Clean Air Act Program Protecting Public Health At Risk

March 31, 2003

(31 March 2003 - Salt Lake City, UT)  Today Environmental Defense testified at public hearings across the country - from Albany to Salt Lake City - urging the U.S. Environmental Protection Agency (EPA) to withdraw proposed loopholes to the Clean Air Act’s “new source review” program.  EPA’s own data indicates that pollution from industrial sources contributes to unhealthy air pollution levels nationwide, affecting millions of Americans.  EPA’s proposed loopholes will only hamper the ability of states and local governments to address this air pollution and achieve cleaner, healthier air.  

“EPA is proposing to eliminate a long-standing clean air safeguard at a time when millions of Americans live in areas with unhealthy levels of smog and fine particle pollution,” said Environmental Defense senior attorney Vickie Patton.  “We are asking EPA to withdraw this proposal because instead of improving the program’s performance in protecting public health cost-effectively, EPA’s proposal eliminates critically needed public health safeguards.”

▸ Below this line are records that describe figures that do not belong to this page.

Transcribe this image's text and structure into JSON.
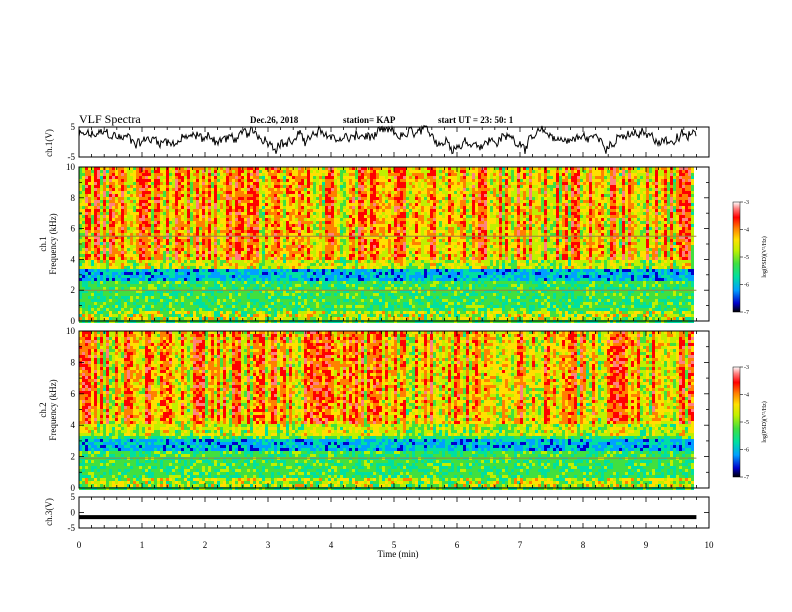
{
  "header": {
    "title": "VLF Spectra",
    "date": "Dec.26, 2018",
    "station": "station= KAP",
    "start_ut": "start  UT =   23: 50: 1"
  },
  "chart_data": [
    {
      "type": "line",
      "panel": "ch1-waveform",
      "ylabel": "ch.1(V)",
      "ylim": [
        -5,
        5
      ],
      "yticks": [
        5,
        -5
      ],
      "xlim": [
        0,
        10
      ],
      "series_color": "#000000",
      "x_end": 9.8
    },
    {
      "type": "heatmap",
      "panel": "ch1-spectrogram",
      "ylabel_line1": "ch.1",
      "ylabel_line2": "Frequency (kHz)",
      "ylim": [
        0,
        10
      ],
      "yticks": [
        0,
        2,
        4,
        6,
        8,
        10
      ],
      "xlim": [
        0,
        10
      ],
      "x_end": 9.8,
      "colorbar": {
        "label": "log(PSD)(V²/Hz)",
        "range": [
          -7,
          -3
        ],
        "ticks": [
          "-3",
          "-4",
          "-5",
          "-6",
          "-7"
        ],
        "colors": [
          "#000000",
          "#0000cc",
          "#00a0ff",
          "#00e0a0",
          "#40e040",
          "#c0f000",
          "#ffe000",
          "#ff8000",
          "#ff0000",
          "#ff8080",
          "#ffffff"
        ]
      },
      "bands": [
        {
          "from_khz": 2.6,
          "to_khz": 3.3,
          "level": "blue"
        },
        {
          "from_khz": 5.5,
          "to_khz": 5.6,
          "level": "line"
        },
        {
          "from_khz": 2.0,
          "to_khz": 2.1,
          "level": "line"
        },
        {
          "from_khz": 0.0,
          "to_khz": 0.6,
          "level": "noise"
        }
      ]
    },
    {
      "type": "heatmap",
      "panel": "ch2-spectrogram",
      "ylabel_line1": "ch.2",
      "ylabel_line2": "Frequency (kHz)",
      "ylim": [
        0,
        10
      ],
      "yticks": [
        0,
        2,
        4,
        6,
        8,
        10
      ],
      "xlim": [
        0,
        10
      ],
      "x_end": 9.8,
      "colorbar": {
        "label": "log(PSD)(V²/Hz)",
        "range": [
          -7,
          -3
        ],
        "ticks": [
          "-3",
          "-4",
          "-5",
          "-6",
          "-7"
        ],
        "colors": [
          "#000000",
          "#0000cc",
          "#00a0ff",
          "#00e0a0",
          "#40e040",
          "#c0f000",
          "#ffe000",
          "#ff8000",
          "#ff0000",
          "#ff8080",
          "#ffffff"
        ]
      },
      "bands": [
        {
          "from_khz": 2.4,
          "to_khz": 3.1,
          "level": "blue"
        },
        {
          "from_khz": 1.9,
          "to_khz": 2.0,
          "level": "line"
        },
        {
          "from_khz": 0.0,
          "to_khz": 0.6,
          "level": "noise"
        }
      ]
    },
    {
      "type": "line",
      "panel": "ch3-waveform",
      "ylabel": "ch.3(V)",
      "ylim": [
        -5,
        5
      ],
      "yticks": [
        5,
        0,
        -5
      ],
      "xlim": [
        0,
        10
      ],
      "constant_value": -1.5,
      "x_end": 9.8,
      "xlabel": "Time  (min)",
      "xticks": [
        0,
        1,
        2,
        3,
        4,
        5,
        6,
        7,
        8,
        9,
        10
      ]
    }
  ]
}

The Clean Air Act’s new source review program sets requirements to upgrade pollution control equipment at thousands of aging power plants and industrial facilities when they take action to significantly increase air pollution in surrounding communities. 

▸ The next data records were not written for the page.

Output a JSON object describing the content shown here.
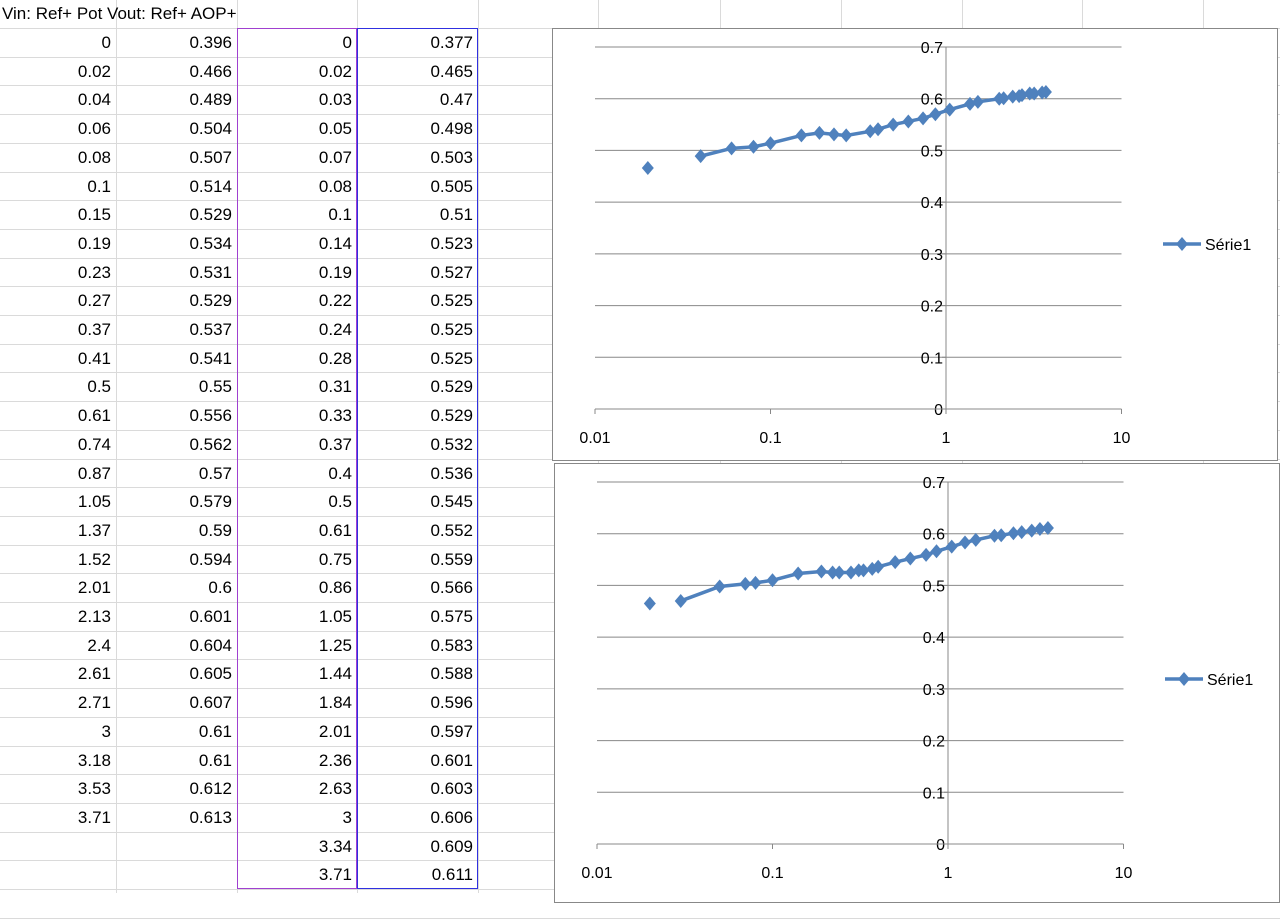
{
  "sheet": {
    "title": "Vin: Ref+ Pot Vout: Ref+ AOP+",
    "colA": [
      "0",
      "0.02",
      "0.04",
      "0.06",
      "0.08",
      "0.1",
      "0.15",
      "0.19",
      "0.23",
      "0.27",
      "0.37",
      "0.41",
      "0.5",
      "0.61",
      "0.74",
      "0.87",
      "1.05",
      "1.37",
      "1.52",
      "2.01",
      "2.13",
      "2.4",
      "2.61",
      "2.71",
      "3",
      "3.18",
      "3.53",
      "3.71"
    ],
    "colB": [
      "0.396",
      "0.466",
      "0.489",
      "0.504",
      "0.507",
      "0.514",
      "0.529",
      "0.534",
      "0.531",
      "0.529",
      "0.537",
      "0.541",
      "0.55",
      "0.556",
      "0.562",
      "0.57",
      "0.579",
      "0.59",
      "0.594",
      "0.6",
      "0.601",
      "0.604",
      "0.605",
      "0.607",
      "0.61",
      "0.61",
      "0.612",
      "0.613"
    ],
    "colC": [
      "0",
      "0.02",
      "0.03",
      "0.05",
      "0.07",
      "0.08",
      "0.1",
      "0.14",
      "0.19",
      "0.22",
      "0.24",
      "0.28",
      "0.31",
      "0.33",
      "0.37",
      "0.4",
      "0.5",
      "0.61",
      "0.75",
      "0.86",
      "1.05",
      "1.25",
      "1.44",
      "1.84",
      "2.01",
      "2.36",
      "2.63",
      "3",
      "3.34",
      "3.71"
    ],
    "colD": [
      "0.377",
      "0.465",
      "0.47",
      "0.498",
      "0.503",
      "0.505",
      "0.51",
      "0.523",
      "0.527",
      "0.525",
      "0.525",
      "0.525",
      "0.529",
      "0.529",
      "0.532",
      "0.536",
      "0.545",
      "0.552",
      "0.559",
      "0.566",
      "0.575",
      "0.583",
      "0.588",
      "0.596",
      "0.597",
      "0.601",
      "0.603",
      "0.606",
      "0.609",
      "0.611"
    ]
  },
  "chart_data": [
    {
      "type": "scatter",
      "series_style": "line-with-diamond-markers",
      "color": "#4f81bd",
      "xscale": "log",
      "xlim": [
        0.01,
        10
      ],
      "ylim": [
        0,
        0.7
      ],
      "xticks": [
        "0.01",
        "0.1",
        "1",
        "10"
      ],
      "yticks": [
        "0",
        "0.1",
        "0.2",
        "0.3",
        "0.4",
        "0.5",
        "0.6",
        "0.7"
      ],
      "legend": "right",
      "series": [
        {
          "name": "Série1",
          "source": "colA/colB"
        }
      ]
    },
    {
      "type": "scatter",
      "series_style": "line-with-diamond-markers",
      "color": "#4f81bd",
      "xscale": "log",
      "xlim": [
        0.01,
        10
      ],
      "ylim": [
        0,
        0.7
      ],
      "xticks": [
        "0.01",
        "0.1",
        "1",
        "10"
      ],
      "yticks": [
        "0",
        "0.1",
        "0.2",
        "0.3",
        "0.4",
        "0.5",
        "0.6",
        "0.7"
      ],
      "legend": "right",
      "series": [
        {
          "name": "Série1",
          "source": "colC/colD"
        }
      ]
    }
  ]
}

Under EPA’s proposal, these industrial facilities would be allowed to increase air pollution by thousands of tons so long as the changes that cause the increased pollution do not exceed an arbitrary cost threshold, rather than a health standard.  This cost threshold would be an annual or multiyear “maintenance” allowance that is the product of the total capital costs of the facility and a fixed maintenance percentage that could range as high as 20%.

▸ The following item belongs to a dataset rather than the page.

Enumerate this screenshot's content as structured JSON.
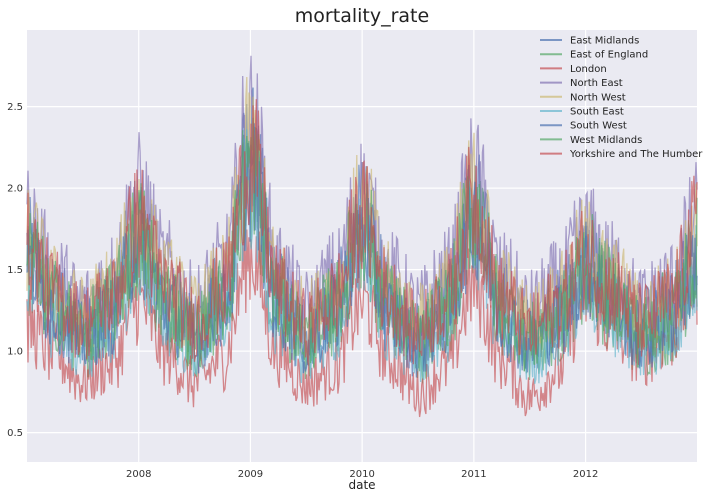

Pollution emitted from industrial stacks includes nitrogen oxides (NOX), sulfur dioxides, and particulate matter.  These pollutants contribute to fine particles that have been associated with serious adverse health effects including premature death and hospitalization; ground-level ozone or “smog” that contributes to asthma, and decreased lung function, as well as haze and acid deposition in pristine wilderness areas and national parks.  Recent new source review enforcement actions against power plants will lead to a 90% reduction in sulfur dioxode and an 80% reduction in nitrogen oxides at PSEG’s Mercer power plant in New Jersey.  But under EPA’s proposal, the kinds of pollution-increasing activities that were the basis for these enforcement actions would become lawful.